Ceratosuchus

“Horns” seem to have convergently evolved multiple times in crocodiles over the last few million years, including in a couple of living species. These triangular crests are formed from the squamosal bone, just above their ears, and tend to be a sexually dimorphic feature used in territorial displays between males, serving to make them look bigger when they arch their necks.

But there’s another horned crocodilian known from much earlier in the Cenozoic – and this one was an alligator!

Ceratosuchus burdoshi lived in Colorado and Wyoming in the western United States during the late Paleocene and early Eocene, about 57-56 million years ago. It was a fairly small alligator, around 1.7m long (5’6″), with a broad snout featuring sharp teeth at the front and blunter teeth further back – an arrangement that suggests it was a generalist predator eating a variety of small prey, using those teeth to first grab and then crush whatever it managed to catch.

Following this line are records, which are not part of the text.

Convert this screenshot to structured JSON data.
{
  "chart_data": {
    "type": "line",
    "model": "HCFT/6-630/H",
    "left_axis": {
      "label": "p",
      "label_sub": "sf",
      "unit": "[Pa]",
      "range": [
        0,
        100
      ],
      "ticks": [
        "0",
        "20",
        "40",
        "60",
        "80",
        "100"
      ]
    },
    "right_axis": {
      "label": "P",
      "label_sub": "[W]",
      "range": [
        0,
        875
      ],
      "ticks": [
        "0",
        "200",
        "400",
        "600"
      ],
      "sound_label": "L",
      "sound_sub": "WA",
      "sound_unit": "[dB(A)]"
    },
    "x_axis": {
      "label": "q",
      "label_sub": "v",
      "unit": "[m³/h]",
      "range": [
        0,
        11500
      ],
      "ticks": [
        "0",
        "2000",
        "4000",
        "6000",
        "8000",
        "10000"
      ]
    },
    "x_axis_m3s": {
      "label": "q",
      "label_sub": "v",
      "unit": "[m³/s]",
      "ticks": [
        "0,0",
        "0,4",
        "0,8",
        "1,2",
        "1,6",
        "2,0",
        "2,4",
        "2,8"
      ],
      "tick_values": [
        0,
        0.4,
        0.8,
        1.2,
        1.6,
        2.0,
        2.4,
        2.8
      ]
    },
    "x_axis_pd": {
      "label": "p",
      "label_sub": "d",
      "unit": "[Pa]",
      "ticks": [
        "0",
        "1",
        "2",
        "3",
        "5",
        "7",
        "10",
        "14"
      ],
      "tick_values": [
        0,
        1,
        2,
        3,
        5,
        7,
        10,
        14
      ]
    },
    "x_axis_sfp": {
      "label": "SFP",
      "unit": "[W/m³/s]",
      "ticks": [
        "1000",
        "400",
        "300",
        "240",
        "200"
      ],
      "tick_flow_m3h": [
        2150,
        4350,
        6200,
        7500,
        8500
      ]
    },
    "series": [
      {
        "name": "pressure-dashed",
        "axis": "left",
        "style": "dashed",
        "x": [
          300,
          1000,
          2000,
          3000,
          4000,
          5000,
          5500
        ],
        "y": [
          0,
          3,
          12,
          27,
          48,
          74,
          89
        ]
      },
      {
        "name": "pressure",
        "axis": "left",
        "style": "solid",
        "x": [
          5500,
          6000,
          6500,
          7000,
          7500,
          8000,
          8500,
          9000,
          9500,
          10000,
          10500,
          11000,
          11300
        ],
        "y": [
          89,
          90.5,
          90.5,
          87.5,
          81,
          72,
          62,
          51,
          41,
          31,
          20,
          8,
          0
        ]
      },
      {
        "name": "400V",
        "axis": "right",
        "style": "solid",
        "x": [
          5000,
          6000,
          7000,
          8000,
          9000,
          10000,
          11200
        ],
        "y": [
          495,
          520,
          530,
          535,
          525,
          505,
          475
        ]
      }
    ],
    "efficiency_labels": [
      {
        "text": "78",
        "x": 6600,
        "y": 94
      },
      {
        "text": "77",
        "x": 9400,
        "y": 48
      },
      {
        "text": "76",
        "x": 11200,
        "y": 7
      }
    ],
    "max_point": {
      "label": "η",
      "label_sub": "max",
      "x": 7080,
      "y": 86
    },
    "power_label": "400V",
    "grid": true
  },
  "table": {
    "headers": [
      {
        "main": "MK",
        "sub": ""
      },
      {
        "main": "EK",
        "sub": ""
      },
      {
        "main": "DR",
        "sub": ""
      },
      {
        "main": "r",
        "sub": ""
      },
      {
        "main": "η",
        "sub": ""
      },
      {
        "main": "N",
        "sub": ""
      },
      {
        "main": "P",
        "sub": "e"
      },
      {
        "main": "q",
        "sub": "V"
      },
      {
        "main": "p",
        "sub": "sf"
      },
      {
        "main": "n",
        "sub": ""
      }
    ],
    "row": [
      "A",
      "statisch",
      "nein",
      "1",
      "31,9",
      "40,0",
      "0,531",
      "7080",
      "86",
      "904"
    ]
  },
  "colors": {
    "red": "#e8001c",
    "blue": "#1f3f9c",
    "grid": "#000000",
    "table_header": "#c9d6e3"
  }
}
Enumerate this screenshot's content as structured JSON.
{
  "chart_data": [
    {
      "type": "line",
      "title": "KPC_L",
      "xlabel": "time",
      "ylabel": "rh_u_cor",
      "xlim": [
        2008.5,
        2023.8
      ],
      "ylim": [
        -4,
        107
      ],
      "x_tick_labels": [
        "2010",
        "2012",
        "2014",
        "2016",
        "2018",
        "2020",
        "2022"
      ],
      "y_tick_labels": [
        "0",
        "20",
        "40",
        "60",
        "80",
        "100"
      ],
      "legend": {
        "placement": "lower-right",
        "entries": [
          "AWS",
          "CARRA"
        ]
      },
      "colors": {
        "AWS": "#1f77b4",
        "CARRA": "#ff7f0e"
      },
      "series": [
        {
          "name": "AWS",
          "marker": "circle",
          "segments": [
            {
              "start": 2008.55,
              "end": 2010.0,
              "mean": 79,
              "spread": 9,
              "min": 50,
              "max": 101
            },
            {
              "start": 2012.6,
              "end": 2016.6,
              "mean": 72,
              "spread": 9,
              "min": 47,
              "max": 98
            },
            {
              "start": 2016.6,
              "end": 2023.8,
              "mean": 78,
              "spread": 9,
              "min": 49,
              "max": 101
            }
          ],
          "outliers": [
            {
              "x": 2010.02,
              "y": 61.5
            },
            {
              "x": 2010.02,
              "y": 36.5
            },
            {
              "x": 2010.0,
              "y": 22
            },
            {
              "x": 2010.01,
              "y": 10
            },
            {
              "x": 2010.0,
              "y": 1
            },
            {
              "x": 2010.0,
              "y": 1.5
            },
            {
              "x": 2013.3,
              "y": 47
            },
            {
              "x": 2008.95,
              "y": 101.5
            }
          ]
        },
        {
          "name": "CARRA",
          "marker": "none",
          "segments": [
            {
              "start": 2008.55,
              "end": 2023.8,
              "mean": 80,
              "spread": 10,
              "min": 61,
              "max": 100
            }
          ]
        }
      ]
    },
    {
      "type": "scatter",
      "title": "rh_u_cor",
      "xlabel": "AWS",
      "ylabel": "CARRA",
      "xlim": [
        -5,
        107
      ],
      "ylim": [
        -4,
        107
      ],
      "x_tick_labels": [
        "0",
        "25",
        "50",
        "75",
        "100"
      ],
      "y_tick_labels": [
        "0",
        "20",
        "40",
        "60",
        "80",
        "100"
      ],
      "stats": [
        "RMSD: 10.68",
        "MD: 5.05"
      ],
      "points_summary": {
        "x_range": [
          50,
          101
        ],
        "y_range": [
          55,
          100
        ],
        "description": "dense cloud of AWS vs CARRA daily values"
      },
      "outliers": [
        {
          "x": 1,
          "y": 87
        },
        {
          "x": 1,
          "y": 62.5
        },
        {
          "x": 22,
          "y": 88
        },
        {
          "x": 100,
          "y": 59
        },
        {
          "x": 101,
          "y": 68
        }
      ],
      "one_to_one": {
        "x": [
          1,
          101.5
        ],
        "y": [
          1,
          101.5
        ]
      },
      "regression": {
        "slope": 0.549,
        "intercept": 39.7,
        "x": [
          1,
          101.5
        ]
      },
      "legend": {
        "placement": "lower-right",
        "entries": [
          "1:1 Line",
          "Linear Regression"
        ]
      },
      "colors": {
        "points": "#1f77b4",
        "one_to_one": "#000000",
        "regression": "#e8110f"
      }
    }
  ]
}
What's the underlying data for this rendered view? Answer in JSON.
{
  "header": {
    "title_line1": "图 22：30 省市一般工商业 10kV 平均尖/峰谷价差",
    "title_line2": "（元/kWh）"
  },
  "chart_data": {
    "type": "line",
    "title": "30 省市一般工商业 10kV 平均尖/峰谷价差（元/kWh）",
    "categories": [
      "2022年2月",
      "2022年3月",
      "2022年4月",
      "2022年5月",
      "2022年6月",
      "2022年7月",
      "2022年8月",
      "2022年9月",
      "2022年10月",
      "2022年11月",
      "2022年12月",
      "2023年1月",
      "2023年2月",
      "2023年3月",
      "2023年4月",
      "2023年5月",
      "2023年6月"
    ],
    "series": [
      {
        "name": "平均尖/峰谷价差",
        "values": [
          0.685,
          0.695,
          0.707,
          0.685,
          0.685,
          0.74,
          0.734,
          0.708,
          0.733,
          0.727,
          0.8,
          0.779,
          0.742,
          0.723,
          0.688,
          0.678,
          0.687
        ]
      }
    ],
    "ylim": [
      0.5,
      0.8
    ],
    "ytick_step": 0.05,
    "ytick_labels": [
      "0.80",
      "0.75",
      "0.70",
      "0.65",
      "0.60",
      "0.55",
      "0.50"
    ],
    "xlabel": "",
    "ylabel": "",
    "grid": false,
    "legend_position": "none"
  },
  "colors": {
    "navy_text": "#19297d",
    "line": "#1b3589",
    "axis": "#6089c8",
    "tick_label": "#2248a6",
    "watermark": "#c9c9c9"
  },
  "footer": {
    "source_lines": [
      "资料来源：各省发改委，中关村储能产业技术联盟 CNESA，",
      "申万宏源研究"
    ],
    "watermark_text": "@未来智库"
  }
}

It also had large blade-like osteoderm armor on the back of its neck, which may have been arranged in line with its “horns” to make its visual displays look even spikier.

Voay

Did you know some crocodiles have “horns”?

Formed from the corners of the squamosal bone at the back of their skulls, just above their ears, these structures are seen in living crocs like the Cuban crocodile and the Siamese crocodile, as well as some fossil species.

But perhaps the most impressively-horned croc was Voay robustus here.

Voay lived on the island of Madagascar during the Late Pleistocene and Holocene, between about 100,000 and 2,000 years ago. At about 5m long (16′5″) it was similar in size and build to a large male Nile crocodile – but despite this resemblance its closest living relative is actually the much smaller dwarf crocodile.

It had a fairly short and deep snout and chunky limbs, adaptations associated with a more terrestrial lifestyle that suggest it was specialized for hunting its prey on land rather than just at the water’s edge.

Much like modern horned crocodiles its particularly prominent horns were probably used for territorial displays, and may have been a sexually dimorphic feature with big mature males having the largest examples.

Voay’s disappearance just a couple of thousand years ago may have been the result of the arrival of human settlers on the island, either from being directly hunted or due to the large native species it preyed on also going extinct around the same time.